Mit der Übergabe der Unterschriftenlisten hat am Montag das Bürgerbegehren zum Stopp des geplanten Wohnbauprojekts am Kitzinger Schützengelände den offiziellen Weg durch die Instanzen angetreten. Das Aktionsbündnis ließ sich im Sitzungssaal des Rathauses von Oberbürgermeister Stefan Güntner (CSU) den Empfang von 372 Listen mit insgesamt 2711 Unterschriften quittieren. „Damit haben wir die erforderliche Zahl der Unterschriften um über 100 Prozent übertroffen“, sagte Frank Pfeuffer, einer der Sprecher der Bürgerinitiative. „Das ist ein eindrucksvoller Beweis, dass das Bürgerbegehren von weiten Teilen der Kitzinger Bevölkerung getragen wird.“ Wenn das Begehren alle Formalien erfüllt und durch den Stadtrat geht, könnte es im April oder Mai 2022 zur entscheidenden Abstimmung kommen.

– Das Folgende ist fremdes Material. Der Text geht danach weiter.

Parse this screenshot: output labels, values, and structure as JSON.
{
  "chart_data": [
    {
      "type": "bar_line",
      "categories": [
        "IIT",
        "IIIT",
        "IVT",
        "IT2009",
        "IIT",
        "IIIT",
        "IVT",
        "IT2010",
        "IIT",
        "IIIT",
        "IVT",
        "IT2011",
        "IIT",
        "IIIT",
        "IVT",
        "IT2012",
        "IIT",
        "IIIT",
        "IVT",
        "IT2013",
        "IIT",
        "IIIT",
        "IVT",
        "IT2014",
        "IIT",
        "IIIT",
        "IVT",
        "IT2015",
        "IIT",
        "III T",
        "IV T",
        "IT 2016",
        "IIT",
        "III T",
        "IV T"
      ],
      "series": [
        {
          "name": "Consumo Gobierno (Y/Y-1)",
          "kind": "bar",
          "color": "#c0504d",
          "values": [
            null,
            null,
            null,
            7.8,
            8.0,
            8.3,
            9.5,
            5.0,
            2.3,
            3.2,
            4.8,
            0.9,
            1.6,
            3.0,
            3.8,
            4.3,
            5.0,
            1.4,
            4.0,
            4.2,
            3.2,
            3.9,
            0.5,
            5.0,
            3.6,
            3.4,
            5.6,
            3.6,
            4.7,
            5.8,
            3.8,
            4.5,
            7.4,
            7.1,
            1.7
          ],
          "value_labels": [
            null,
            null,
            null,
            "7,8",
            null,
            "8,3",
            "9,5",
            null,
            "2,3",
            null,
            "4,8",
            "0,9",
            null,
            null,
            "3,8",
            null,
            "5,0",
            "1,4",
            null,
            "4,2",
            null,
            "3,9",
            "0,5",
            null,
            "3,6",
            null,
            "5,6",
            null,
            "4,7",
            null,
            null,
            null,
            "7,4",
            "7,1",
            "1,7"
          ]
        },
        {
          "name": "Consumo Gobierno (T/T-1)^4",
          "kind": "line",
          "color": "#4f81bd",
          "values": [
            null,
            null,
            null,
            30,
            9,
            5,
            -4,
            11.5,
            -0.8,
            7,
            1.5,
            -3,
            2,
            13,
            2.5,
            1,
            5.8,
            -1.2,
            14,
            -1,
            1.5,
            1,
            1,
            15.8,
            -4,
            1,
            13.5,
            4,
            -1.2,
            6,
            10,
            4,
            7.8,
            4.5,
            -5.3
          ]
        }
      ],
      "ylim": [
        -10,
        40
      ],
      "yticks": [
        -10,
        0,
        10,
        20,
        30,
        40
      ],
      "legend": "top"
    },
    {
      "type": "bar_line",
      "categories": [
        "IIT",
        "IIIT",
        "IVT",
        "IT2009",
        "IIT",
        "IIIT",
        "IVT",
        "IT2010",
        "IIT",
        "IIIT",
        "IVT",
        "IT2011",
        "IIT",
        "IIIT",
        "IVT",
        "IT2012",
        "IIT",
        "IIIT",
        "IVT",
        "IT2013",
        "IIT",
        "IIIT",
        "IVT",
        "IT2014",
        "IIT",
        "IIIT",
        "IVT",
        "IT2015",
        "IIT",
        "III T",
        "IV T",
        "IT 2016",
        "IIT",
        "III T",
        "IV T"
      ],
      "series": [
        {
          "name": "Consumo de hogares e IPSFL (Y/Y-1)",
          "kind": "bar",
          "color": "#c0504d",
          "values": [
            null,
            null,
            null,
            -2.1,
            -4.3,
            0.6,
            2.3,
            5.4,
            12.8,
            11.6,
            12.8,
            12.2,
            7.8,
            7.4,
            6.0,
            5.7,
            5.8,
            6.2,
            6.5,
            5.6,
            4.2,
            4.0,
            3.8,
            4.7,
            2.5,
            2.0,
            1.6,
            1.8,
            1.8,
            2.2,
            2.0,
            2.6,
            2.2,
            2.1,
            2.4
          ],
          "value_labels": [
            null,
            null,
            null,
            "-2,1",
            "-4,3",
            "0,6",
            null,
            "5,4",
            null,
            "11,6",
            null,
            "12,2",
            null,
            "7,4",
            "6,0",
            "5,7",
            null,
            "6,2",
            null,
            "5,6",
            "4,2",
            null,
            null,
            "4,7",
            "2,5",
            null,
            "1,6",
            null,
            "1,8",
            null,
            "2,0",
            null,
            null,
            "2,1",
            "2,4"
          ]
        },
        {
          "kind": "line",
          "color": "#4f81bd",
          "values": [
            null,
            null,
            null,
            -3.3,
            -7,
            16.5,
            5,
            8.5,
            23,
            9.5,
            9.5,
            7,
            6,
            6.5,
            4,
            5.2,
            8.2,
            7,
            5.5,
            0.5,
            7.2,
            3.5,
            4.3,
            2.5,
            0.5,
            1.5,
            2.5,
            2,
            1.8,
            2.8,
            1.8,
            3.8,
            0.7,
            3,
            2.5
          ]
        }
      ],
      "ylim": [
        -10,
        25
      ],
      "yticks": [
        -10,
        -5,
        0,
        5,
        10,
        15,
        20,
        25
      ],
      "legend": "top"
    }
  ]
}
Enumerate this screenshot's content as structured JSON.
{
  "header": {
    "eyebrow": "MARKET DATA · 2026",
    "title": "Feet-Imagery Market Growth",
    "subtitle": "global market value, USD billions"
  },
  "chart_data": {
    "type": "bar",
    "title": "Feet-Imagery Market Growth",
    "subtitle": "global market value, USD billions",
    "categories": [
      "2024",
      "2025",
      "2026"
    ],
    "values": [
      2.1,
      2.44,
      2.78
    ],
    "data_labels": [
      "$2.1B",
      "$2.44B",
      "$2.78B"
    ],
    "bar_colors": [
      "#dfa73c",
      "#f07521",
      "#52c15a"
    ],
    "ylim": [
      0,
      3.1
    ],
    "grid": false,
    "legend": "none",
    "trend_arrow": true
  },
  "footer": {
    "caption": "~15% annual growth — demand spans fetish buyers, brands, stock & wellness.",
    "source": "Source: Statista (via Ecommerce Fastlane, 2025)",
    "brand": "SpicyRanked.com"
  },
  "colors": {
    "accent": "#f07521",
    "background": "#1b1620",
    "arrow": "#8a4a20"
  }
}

Die BI verweist auf das Klima und den Verkehr
Mit ihren Signaturen haben sich die Unterzeichner der Forderung der BI angeschlossen: keine massive Bebauung auf dem 18 000 Quadratmeter großen Gelände am Steigweg. Die BI nutzte im Rathaus die Gelegenheit, um noch einmal ihre Standpunkte darzulegen. Martin Schwab richtete den Blick auf die zahlreichen alten Bäume, die „wenigen vorhandenen Verbündeten“ im Kampf gegen den Klimawandel. Gabriele und Wolfgang Dietrich erinnerten an die „gewachsenen Grünflächen“ der Oberen Anlagen, die wichtig für Gesundheit und Klima seien.
Pfeuffer selbst verwies auf das Verkehrsgutachten, wonach es täglich zu 1300 zusätzlichen Autofahrten komme, und das an zwei Knotenpunkten der West- und der Nordtangente, die schon jetzt überlastet seien. Schwab befürchtet zudem eine Gefährdung der vielen Schülerinnen und Schüler, die auf der Westtangente morgens und mittags mit dem Fahrrad unterwegs seien.
In Stadtheimatpfleger Harald Knobling hat die Bürgerinitiative einen der prominentesten Fürsprecher. Er sei zwar kein Mitglied der BI, so Knobling, wende sich aber aus fachlicher Sicht gegen das Projekt, einen „ortsgestalterisch problematischen Einzelfall“. Die geplanten Wohnblöcke zerstörten die Geschlossenheit des Stadtbildes. „Die Stadt verliert ihr Gesicht.“ Für Knobling nimmt die Planung zu wenig Rücksicht auf den Charakter des Geländes und folgt der „Gewinnmaximierung anonymer Investoren“. Eine solche Verdichtung am Berg würde die Stadt „grundlegend verändern“. Es drohe eine „Klein-Trabantenstadt“ mit negativen sozialen Folgen. Knobling appellierte an die Stadt, das Gelände selbst zu entwickeln.
Der OB fragt nach dem Ziel des Bürgerbegehrens
Für OB Güntner stellte sich an diesem Morgen die Frage: „Was ist das eigentliche Anliegen des Bürgerbegehrens?“ Selbst wenn jetzt die Änderung des Bebauungsplans gestoppt würde, sehe der bestehende Plan „sehr großzügige Baufenster“ vor. Soll heißen: Ein Investor könnte angesichts der baulichen Leitplanken in dem Mischgebiet schon heute umfangreich bauen. Sollte die BI das Ziel verfolgen, dass das Gelände gar nicht bebaut würde, sei die Frage: Wer entschädigt bei Bodenrichtpreisen von 150 bis 200 Euro pro Quadratmeter den Eigentümer? Für Güntner ist klar: „Ich habe als Stadt keine drei Millionen Euro rumliegen, um das Grundstück zu kaufen und einen ordentlichen Verlust damit einzufahren.“
BI-Sprecher Pfeuffer sagte, er habe von den Unterzeichnern nur das Mandat, die Änderung des Bebauungsplans und damit das massive Wohnbauprojekt zu stoppen; er glaube aber, dass die Mehrheit sich nicht gegen eine schonende Bebauung wenden würde. Nach wie vor sei man für Gespräche offen. Bleibt es beim Status quo und erfüllt das Begehren alle Kriterien, wird der Stadtrat in seiner Sitzung am 20. Januar die Zulässigkeit feststellen, laut OB eine „Formalie“. Dann muss das Bürgerbegehren gemäß Gemeindeordnung binnen drei Monaten in einen Bürgerentscheid münden, bei dem die BI mindestens 3361 Ja-Stimmen (20 Prozent der Stimmberechtigten) benötigt, um ihr Ziel zu erreichen.